Capturing the Content of (Computer) Science in Digital Libraries

Speaker: Michael Kohlhase, CMU

When & Where:

3:30pm, Wednesday, Jan 22, 2003, Room 500 AKW


One of the pertinent tasks of computer science is to supply techniques for structuring data and representing it in a form that supports algorithmic problem solving and added-value services.

It is surprising to note that the field does very little to apply these techniques to its own research and educational materials. We still predominantly use tools like LaTeX for publishing our papers and PowerPoint for presenting the CS theory and practice to our students.

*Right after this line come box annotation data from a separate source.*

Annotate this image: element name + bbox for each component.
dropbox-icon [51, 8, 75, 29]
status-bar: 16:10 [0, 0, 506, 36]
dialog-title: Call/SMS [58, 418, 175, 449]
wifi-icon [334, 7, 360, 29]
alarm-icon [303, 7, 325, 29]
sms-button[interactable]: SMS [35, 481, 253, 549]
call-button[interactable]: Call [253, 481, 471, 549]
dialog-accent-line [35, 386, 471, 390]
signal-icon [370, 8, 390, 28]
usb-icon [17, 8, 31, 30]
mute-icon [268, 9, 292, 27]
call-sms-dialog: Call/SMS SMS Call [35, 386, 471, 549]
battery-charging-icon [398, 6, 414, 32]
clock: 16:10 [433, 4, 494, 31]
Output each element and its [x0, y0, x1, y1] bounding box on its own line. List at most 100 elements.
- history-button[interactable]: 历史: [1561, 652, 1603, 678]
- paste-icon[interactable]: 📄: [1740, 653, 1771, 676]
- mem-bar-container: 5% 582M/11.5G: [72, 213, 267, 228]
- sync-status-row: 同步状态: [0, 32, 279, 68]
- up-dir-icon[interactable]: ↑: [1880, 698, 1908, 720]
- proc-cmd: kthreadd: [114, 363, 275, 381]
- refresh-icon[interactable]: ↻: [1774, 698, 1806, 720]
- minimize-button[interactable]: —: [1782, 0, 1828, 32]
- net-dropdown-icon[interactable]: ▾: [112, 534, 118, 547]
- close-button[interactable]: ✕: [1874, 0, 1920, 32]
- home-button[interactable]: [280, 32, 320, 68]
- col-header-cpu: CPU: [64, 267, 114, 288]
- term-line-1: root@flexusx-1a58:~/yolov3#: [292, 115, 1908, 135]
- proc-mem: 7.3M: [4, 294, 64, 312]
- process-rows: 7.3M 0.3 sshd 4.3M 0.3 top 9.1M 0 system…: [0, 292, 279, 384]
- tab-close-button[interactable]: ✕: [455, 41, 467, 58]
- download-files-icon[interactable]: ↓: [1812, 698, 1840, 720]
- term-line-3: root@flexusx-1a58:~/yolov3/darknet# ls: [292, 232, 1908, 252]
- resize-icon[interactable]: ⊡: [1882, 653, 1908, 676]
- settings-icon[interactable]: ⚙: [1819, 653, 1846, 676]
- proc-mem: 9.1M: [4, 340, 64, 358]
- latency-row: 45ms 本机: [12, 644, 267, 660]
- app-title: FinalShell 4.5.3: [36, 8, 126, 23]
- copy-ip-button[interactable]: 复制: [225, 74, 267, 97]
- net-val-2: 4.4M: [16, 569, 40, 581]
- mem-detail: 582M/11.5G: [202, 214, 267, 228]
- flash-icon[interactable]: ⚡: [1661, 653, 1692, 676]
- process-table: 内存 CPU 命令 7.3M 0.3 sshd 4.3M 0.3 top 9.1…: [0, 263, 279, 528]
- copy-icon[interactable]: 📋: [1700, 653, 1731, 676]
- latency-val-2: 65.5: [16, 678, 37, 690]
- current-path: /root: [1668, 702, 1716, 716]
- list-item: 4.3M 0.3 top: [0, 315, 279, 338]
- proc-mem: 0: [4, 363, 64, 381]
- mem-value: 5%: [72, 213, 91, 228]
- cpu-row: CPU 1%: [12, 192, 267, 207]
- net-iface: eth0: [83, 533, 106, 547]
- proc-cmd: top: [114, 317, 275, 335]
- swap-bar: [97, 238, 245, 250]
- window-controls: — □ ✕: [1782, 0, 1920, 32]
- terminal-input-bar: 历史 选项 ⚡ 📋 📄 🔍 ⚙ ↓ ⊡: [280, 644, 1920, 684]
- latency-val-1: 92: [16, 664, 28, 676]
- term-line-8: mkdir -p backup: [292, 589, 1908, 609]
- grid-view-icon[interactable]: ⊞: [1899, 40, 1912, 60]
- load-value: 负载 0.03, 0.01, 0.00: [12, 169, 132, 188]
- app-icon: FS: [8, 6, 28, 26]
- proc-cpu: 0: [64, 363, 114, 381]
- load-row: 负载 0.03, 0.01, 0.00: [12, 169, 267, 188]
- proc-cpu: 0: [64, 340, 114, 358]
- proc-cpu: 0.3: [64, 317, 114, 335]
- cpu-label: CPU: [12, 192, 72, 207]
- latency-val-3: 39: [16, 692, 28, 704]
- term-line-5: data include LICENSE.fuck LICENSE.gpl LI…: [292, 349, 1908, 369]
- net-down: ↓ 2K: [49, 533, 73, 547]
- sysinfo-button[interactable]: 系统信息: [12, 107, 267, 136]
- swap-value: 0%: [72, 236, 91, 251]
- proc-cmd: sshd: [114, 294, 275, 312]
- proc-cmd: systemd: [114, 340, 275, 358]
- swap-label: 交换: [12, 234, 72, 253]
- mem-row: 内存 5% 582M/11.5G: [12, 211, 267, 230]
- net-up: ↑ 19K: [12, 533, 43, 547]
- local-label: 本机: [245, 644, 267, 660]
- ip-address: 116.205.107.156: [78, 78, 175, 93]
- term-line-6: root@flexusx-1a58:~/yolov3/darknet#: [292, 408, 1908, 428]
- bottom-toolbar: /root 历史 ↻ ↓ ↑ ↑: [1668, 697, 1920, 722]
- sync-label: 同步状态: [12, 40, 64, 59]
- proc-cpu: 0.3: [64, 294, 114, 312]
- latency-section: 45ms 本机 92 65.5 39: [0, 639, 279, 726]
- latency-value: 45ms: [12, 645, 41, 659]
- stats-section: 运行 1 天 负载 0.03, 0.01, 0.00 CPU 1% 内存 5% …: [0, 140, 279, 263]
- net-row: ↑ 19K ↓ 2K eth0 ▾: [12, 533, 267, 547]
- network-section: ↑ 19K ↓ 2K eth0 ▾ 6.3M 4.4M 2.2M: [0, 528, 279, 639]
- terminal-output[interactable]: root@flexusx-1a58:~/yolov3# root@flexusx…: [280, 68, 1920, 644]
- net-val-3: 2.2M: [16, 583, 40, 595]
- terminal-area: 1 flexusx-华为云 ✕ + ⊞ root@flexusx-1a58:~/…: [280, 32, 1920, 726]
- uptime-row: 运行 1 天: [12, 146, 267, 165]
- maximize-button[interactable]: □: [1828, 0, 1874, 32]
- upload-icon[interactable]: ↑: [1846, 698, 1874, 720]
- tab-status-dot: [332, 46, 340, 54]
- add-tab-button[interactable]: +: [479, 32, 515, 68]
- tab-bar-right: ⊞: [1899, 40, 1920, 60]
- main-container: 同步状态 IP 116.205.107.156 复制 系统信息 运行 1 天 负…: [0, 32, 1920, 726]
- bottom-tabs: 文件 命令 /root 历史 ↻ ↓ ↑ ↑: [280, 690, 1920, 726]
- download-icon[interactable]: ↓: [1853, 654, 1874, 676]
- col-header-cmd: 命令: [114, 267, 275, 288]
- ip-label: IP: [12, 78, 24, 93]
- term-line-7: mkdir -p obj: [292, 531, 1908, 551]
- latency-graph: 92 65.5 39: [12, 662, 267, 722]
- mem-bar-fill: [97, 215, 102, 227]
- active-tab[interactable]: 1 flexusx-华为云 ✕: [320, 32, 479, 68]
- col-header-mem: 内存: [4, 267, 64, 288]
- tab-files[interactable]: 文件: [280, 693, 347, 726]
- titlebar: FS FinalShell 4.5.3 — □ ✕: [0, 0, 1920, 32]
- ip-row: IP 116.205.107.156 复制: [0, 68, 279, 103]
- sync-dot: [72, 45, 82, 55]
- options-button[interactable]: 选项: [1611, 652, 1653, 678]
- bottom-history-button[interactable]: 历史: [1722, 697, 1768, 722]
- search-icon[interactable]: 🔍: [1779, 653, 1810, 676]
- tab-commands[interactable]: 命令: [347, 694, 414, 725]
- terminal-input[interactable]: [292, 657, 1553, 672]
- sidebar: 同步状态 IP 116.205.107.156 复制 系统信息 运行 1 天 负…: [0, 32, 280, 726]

In effect, we produce large volumes of data about CS knowledge without turning it into a structured resource.

In this talk I will present techniques for content-based markup of CS documents and some of the added-value services supported by these.

Content markup techniques are becoming increasingly popular on the XML-based world wide web, as they add enough structure to allow for automated document processing -- in contrast to presentation markup, which facilitates human document processing -- without inflicting the burden of full formalization of the knowledge contained in the document.

I want to discuss relevant content markup formats like MathML, OpenMath, ChemML, and OMDoc, and extend the latter with the ability for markup of program code (CodeML) to arrive at a full-coverage markup format for CS content.

The talk concludes with a brief overview of the Course Capsules Project at Carnegie Mellon University, where these techniques are employed in computer-supported courseware.